Atlantis rolled her eyes but took the pad before departing. Cyn and Arch ate breakfast on the long conference table, buried under the Princeville Airport Terminal restaurant named after a long dead aviatrix, with a dingo waiting underneath for any leftover scraps. It was an unlikely spot, but Arch hadn’t been in any situation where he’d had a choice of spots since finding the file. There was no change in view on the plasma screen attached to the wall. The expensive thin monitor was an unlikely item to find in the place they were in, but so was the place itself. If memory served him, Amelia Earhart had never been to Kauai. There was a memorial built to her on Oahu where at least she’d stopped a time or two. The history of the restaurant and its dedication to the flyer remained a mystery.
“They’re not going to stay long without clearing this place,” Arch said to Cyn, as they ate and watched the screen on the wall. “If the player up there follows procedure, setting up a perimeter is always a first step.”
“What’s that mean, exactly?” Cyn replied, between bites of scrambled eggs and spam.
“This building is where they are, so it has to be cleared,” Arch explained. “Every bit of it has to be gone through to make sure nobody and nothing is hiding. Only when they have the area inside the perimeter cleared can they relax and focus on potential external threats.”
“Good grief. Is that the kind of stuff you think about all the time?”
“It doesn’t matter,” Arch responded, with a bit of irritation. “We have maybe half an hour. Two guys are insufficient to clear a building this size, which means reinforcements will probably be shifted around to cover that aspect of necessary procedure after Atlantis lets them in.”
“Well, what’s the plan then, since you’re so versed in this stuff?” Cyn asked, finishing her plate.
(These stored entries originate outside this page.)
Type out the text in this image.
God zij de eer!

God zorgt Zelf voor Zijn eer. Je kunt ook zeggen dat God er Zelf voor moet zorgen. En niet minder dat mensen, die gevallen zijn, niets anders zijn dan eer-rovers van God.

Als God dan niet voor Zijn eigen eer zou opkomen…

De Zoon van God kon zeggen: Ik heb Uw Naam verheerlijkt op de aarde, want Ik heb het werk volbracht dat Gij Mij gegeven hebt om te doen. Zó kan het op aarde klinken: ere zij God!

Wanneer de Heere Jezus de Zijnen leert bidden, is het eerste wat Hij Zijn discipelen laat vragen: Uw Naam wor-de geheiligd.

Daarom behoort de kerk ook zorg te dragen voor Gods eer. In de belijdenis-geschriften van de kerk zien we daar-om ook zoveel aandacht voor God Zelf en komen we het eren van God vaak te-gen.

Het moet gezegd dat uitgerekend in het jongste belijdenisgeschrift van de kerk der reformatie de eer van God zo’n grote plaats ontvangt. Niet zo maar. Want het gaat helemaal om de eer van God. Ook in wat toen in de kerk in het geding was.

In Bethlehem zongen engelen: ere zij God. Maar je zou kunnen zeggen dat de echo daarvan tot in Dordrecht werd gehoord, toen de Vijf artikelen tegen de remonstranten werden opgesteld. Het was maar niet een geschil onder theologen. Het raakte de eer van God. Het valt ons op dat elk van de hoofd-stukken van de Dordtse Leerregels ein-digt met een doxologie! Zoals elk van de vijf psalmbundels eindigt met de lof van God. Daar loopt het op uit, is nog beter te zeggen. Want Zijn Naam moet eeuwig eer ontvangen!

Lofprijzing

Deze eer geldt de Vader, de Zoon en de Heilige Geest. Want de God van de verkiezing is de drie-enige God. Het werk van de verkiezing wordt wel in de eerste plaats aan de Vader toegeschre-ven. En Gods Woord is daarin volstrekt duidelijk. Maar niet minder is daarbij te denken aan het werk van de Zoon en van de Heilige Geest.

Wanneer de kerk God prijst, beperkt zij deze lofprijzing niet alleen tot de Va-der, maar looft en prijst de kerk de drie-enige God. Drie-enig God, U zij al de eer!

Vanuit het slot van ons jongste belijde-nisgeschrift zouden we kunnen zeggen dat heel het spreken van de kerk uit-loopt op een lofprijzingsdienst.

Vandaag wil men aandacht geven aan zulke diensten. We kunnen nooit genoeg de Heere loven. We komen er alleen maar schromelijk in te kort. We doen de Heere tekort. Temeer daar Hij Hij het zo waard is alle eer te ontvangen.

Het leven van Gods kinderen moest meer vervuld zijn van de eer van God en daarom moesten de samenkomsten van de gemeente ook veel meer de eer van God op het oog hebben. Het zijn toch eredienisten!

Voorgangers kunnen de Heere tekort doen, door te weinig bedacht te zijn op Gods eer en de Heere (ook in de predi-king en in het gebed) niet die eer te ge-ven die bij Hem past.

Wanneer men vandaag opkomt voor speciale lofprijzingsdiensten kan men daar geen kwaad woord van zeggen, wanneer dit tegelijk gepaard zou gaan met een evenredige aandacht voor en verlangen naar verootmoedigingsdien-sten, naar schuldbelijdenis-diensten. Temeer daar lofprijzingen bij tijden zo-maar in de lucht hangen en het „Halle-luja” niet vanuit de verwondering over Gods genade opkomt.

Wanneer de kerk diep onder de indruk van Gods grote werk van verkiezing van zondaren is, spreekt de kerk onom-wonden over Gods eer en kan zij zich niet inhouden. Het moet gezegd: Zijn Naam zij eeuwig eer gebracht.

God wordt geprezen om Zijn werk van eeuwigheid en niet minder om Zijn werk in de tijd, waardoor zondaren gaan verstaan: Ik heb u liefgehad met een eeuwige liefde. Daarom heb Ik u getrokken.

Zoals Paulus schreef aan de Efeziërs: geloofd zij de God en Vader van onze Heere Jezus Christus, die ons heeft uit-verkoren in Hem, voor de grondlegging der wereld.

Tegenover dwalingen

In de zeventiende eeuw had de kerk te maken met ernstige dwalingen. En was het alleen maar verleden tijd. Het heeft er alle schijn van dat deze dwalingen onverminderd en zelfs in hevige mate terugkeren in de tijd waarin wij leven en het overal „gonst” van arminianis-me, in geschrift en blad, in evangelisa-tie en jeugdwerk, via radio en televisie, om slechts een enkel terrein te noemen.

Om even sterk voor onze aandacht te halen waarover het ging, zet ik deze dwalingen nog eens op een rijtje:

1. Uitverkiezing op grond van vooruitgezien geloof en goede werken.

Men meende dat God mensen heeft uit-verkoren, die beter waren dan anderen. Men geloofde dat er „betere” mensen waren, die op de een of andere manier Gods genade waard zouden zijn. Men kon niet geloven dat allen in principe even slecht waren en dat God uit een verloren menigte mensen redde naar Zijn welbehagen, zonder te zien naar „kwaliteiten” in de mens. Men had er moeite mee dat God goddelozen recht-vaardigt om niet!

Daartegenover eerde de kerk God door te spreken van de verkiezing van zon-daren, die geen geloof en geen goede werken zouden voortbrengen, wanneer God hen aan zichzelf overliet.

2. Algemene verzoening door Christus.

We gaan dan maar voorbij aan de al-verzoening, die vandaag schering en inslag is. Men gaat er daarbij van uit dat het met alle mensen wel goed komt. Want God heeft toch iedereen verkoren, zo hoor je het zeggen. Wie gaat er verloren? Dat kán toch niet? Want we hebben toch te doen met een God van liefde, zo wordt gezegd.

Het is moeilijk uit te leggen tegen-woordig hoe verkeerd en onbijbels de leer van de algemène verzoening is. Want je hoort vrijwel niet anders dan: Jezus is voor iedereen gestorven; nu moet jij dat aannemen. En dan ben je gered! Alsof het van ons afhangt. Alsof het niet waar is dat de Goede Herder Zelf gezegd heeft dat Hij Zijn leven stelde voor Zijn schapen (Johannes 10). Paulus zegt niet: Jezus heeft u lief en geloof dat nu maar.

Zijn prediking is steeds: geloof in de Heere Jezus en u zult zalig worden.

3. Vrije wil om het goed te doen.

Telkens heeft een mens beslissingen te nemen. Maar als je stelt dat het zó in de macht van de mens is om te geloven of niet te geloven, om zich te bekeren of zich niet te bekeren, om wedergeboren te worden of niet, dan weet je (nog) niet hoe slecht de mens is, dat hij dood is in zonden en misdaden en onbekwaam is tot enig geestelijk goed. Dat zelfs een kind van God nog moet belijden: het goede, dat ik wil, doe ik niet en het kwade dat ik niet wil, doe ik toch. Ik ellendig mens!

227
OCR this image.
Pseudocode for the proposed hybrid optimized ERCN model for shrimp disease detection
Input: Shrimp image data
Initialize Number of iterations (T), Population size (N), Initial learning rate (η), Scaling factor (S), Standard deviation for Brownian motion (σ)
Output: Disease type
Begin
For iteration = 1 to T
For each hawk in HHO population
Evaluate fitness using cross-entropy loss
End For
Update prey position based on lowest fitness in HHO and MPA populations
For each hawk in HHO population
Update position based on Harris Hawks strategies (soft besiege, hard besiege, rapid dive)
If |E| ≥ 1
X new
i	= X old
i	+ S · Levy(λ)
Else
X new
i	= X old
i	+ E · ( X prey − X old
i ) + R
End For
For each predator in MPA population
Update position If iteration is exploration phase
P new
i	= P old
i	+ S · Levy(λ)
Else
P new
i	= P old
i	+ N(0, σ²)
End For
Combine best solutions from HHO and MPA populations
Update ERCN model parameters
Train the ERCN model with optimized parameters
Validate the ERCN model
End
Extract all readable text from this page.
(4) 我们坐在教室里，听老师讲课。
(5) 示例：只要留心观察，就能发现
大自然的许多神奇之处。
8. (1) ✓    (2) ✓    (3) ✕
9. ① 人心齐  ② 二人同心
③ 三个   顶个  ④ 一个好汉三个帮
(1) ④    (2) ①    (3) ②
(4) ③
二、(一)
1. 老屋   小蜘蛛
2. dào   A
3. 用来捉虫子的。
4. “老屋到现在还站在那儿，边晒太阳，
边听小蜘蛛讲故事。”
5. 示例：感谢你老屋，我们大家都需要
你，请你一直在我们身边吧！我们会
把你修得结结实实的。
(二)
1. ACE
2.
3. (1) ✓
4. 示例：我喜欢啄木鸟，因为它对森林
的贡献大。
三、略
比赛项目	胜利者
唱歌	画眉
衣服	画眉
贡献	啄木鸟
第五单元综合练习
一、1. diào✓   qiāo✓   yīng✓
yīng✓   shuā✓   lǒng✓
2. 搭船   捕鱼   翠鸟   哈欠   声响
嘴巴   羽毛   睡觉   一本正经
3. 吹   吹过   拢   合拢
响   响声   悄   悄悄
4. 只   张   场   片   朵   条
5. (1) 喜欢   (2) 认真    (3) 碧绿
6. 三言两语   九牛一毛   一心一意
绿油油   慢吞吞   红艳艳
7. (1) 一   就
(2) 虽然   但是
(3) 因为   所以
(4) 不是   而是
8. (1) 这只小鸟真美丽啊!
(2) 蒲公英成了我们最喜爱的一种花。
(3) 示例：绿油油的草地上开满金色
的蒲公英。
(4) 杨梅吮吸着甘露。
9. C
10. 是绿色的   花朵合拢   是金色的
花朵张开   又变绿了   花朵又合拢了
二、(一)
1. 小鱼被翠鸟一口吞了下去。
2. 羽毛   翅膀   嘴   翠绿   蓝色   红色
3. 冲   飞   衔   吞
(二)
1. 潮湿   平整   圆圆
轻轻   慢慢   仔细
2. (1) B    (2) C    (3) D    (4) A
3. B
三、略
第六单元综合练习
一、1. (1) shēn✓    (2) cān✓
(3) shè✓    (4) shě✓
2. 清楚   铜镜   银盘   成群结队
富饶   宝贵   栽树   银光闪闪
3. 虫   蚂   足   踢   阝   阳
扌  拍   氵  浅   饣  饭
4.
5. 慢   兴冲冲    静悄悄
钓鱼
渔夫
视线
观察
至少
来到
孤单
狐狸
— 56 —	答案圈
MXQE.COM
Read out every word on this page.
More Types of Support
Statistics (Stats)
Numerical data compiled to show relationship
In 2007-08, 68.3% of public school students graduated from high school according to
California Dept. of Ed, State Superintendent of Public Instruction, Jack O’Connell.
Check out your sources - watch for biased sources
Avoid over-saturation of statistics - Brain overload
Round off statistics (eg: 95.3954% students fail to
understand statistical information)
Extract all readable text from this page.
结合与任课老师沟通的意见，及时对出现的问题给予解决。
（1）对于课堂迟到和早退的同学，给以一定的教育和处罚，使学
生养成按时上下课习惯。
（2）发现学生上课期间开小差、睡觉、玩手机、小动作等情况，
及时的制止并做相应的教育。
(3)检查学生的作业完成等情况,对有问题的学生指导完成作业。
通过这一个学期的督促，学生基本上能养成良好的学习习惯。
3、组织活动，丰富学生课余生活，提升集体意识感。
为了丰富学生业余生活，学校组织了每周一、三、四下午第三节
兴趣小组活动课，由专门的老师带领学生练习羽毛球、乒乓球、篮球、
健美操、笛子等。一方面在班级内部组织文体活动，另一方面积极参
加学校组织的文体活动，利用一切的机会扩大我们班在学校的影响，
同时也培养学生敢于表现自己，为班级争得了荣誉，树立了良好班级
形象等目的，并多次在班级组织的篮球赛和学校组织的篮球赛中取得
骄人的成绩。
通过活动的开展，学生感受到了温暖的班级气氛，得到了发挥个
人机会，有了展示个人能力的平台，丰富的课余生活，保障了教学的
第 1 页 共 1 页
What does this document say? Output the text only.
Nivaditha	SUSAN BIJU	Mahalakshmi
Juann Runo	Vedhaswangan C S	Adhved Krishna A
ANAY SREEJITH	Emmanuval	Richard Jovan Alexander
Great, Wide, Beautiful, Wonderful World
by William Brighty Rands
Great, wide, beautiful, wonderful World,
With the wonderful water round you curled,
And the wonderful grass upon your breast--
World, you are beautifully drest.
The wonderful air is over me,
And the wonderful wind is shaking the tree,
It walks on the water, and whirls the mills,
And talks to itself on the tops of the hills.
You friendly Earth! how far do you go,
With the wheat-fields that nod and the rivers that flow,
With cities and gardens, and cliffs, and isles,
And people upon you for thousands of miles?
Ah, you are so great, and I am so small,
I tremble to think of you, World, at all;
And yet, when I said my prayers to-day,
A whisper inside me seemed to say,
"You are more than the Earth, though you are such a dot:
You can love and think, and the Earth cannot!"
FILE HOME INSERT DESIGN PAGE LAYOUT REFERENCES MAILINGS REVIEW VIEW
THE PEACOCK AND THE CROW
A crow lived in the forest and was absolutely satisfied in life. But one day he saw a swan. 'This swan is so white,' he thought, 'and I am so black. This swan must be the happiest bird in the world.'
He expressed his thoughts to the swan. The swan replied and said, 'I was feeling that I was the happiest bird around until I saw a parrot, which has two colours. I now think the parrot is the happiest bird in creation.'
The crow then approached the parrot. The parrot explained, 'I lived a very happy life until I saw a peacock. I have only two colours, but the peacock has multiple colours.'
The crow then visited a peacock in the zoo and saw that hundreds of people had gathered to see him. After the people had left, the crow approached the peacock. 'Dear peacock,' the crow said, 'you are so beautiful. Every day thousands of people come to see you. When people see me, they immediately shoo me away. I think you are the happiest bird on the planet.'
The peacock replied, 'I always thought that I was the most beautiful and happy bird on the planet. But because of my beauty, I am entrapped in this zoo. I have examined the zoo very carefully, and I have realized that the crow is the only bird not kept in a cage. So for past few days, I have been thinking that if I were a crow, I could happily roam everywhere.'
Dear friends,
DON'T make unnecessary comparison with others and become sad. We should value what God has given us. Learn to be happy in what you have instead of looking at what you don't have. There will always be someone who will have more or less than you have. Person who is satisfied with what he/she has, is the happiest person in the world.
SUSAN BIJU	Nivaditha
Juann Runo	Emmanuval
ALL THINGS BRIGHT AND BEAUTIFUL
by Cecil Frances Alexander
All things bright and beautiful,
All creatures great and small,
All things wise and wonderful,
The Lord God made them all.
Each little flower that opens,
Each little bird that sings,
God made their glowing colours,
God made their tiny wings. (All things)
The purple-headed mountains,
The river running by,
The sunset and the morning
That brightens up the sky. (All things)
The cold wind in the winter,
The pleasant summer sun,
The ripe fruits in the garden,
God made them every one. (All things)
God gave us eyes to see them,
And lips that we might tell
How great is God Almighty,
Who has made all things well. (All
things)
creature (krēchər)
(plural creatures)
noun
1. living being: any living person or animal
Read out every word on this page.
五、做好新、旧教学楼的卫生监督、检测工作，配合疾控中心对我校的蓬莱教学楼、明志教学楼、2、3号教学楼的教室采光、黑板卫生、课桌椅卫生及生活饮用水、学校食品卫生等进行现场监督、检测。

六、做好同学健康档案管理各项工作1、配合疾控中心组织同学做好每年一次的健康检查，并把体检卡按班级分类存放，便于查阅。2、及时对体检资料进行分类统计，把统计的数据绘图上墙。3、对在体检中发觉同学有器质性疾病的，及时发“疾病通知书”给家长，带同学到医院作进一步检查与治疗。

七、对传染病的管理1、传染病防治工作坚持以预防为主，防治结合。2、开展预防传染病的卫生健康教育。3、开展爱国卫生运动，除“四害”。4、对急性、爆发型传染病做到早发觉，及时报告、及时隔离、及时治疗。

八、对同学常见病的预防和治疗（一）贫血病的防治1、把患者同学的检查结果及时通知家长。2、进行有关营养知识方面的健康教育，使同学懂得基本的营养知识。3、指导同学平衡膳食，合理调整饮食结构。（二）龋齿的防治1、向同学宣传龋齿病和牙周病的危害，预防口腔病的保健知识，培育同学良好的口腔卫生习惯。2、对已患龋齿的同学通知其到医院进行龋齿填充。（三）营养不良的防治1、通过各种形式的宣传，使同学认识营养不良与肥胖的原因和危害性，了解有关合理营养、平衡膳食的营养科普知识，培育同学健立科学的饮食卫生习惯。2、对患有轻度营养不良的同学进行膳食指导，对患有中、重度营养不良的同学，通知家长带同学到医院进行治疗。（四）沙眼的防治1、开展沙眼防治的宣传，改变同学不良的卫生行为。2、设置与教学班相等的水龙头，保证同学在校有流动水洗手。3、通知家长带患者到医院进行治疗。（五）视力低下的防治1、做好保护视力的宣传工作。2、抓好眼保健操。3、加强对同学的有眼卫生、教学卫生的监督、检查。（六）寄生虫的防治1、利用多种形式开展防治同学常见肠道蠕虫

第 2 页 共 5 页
“The plane should be here soon,” Arch answered. “It all depends on timing and a different kind of diversion. If the other backup guys show before we can get out, we’re toast. Can’t do anything about them or that. However, we might be able to wave them off or get aboard the plane if we can do something about Raul and his boss.”
“I think you just told us what our problem is again, oh gifted escape artist,” Cyn responded, sarcastically. “Where’s the solution in any of what you said?”
Arch looked at the woman closely. She stared right back with a straight face, the dingo joining in. It wasn’t a time for humor, but apparently dry humor was part of her makeup.
“I need to talk to Atlantis,” Arch answered, weakly. He didn’t have a plan and the woman had guessed that. “We need a break.”
The lock turned with a smooth clicking sound and Atlantis slipped into the room, leaving the door ajar.
“They’re asleep, or at least going to sleep,” she announced, holding up an empty pill bottle in her right hand, and extending it out toward Arch.
He took the bottle and read the printing of the prescription taped to its side.
“Codeine number three,” He read aloud. “You gave them drugs?” He asked, in a hushed tone.
“I ground it up in the coffee grinder and mixed it with their coffee,” Atlantis replied, like she drugged people in the restaurant all the time.
“How many pills?” Arch asked, tension in his voice.
“Twelve or thirteen. But they’ll probably only drink part of them, I think. I’ll go check to make sure they’re out.”
“Only twelve or thirteen,” Arch whispered, staring down at the empty bottle. “God save us all from amateurs.”